When I arrived at Currumbin Clinic on 2 August 2017, I had already been detoxing at home - which is extremely dangerous without medical supervision. I had burnt my throat, mouth and lips so badly from vomiting solidly for 36 hours. I was trembling to the point where I could barely stand, and the FOG in my brain was like no other. I was in fucking HELL and felt like I was going to die. By the time I got through admission and to my room, they had me dosed up big on Valium, and I cried like no other to a Nurse I will forever hold dear to my heart. I was a fucking mess, incoherent and beside myself, over who would take care of my Son and who would do all my work, that everyone hated me. I was so ugly and useless that I should die. This very patient nurse - very wisely took me by the hand, guided me into bed and tucked me in, where she held me tight for a moment and told me this:
She had my back, I was safe, and I could rest.

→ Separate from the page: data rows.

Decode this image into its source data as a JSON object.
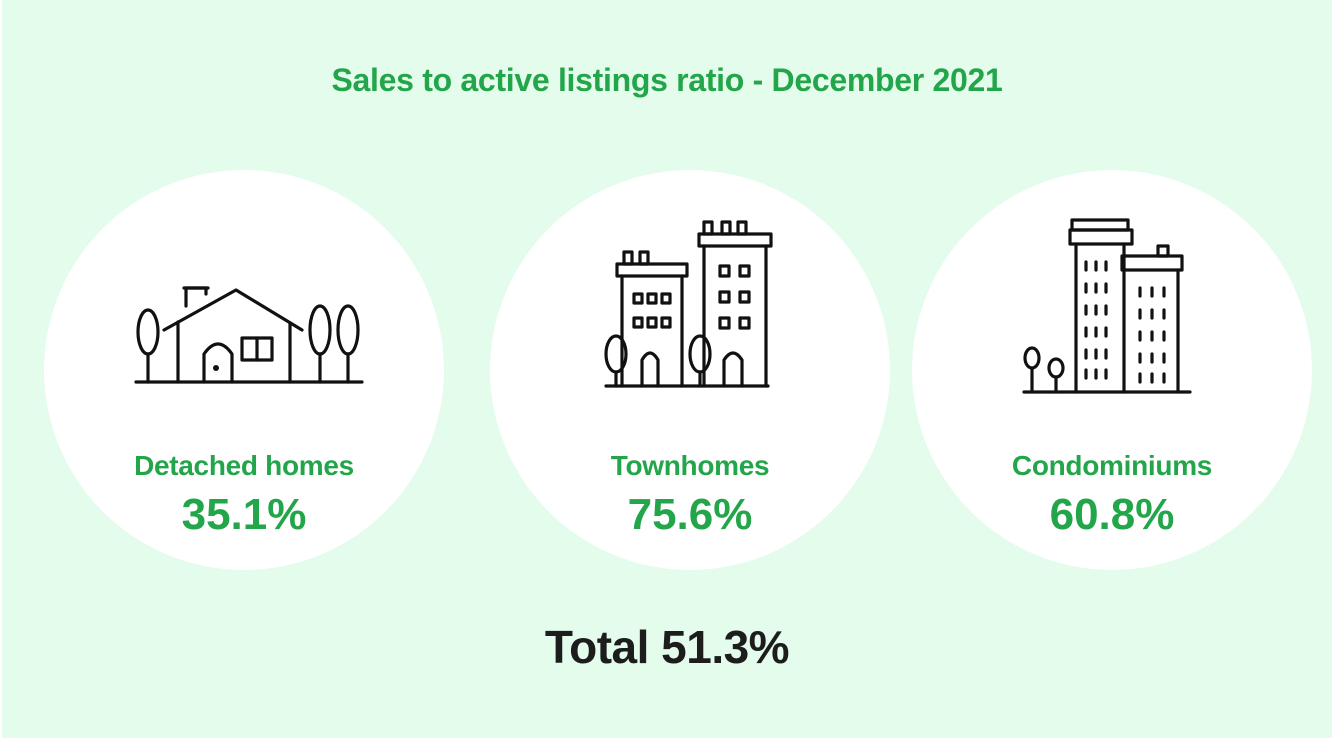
{
  "title": "Sales to active listings ratio - December 2021",
  "categories": [
    {
      "label": "Detached homes",
      "value": "35.1%",
      "icon": "house-icon"
    },
    {
      "label": "Townhomes",
      "value": "75.6%",
      "icon": "townhouse-icon"
    },
    {
      "label": "Condominiums",
      "value": "60.8%",
      "icon": "condo-icon"
    }
  ],
  "total": "Total 51.3%",
  "colors": {
    "background": "#e3fcec",
    "accent": "#23a54a",
    "circle": "#ffffff",
    "total_text": "#1d1d1d"
  }
}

We can sort it all out together when I am well again.
They were precisely the words I needed to hear at that moment—the medical empathy I was so desperately craving and my body needed. During my three-week stay at Currumbin Clinic, my inner fighter picked up that glint with the incredible support of my psychiatrist and his team of pros. It began a fire of passion within me - my sobriety. Being the rebel I am, I did my type of recovery process, using all the available resources in the clinic - I made a RECOVERY PLAN for my future. I presented this to my Psychiatrist ten days into my stay. My "manager" in me, who had been managing shit for others for a long time, was finally rising to manage my addiction, and I was channelling her into my sobriety!! While this "future forecast of big dreams" worried some in my mental health team. My Psychiatrist made the switch of determination to prove that I was going to do this flick on inside me when he told me that he believed in me, that I was a knowledgeable woman. He encouraged me to walk my walk, which I talked about so much. With my sobriety has come many challenges, which, yes, all the health professionals warned me could occur. However, nothing now can compare to the challenge of getting sober, and I can tell you, I looked dead on in the eyes of the addiction demon when he almost snuffed my life.
I was almost sure I could not fight him. It took a retired neighbour, a mental health nurse & a Psychiatrist to give me enough fuel (their belief in me) to make that glint (called willpower) and grow it into a raging fire that burned that demon dead.
Being in recovery, I now add fuel to that fire through consistent therapy and check-ins with various online sobriety groups. This way that fire within me keeps that addict demon dead.
It's pretty simple, really, but oh so hard to achieve.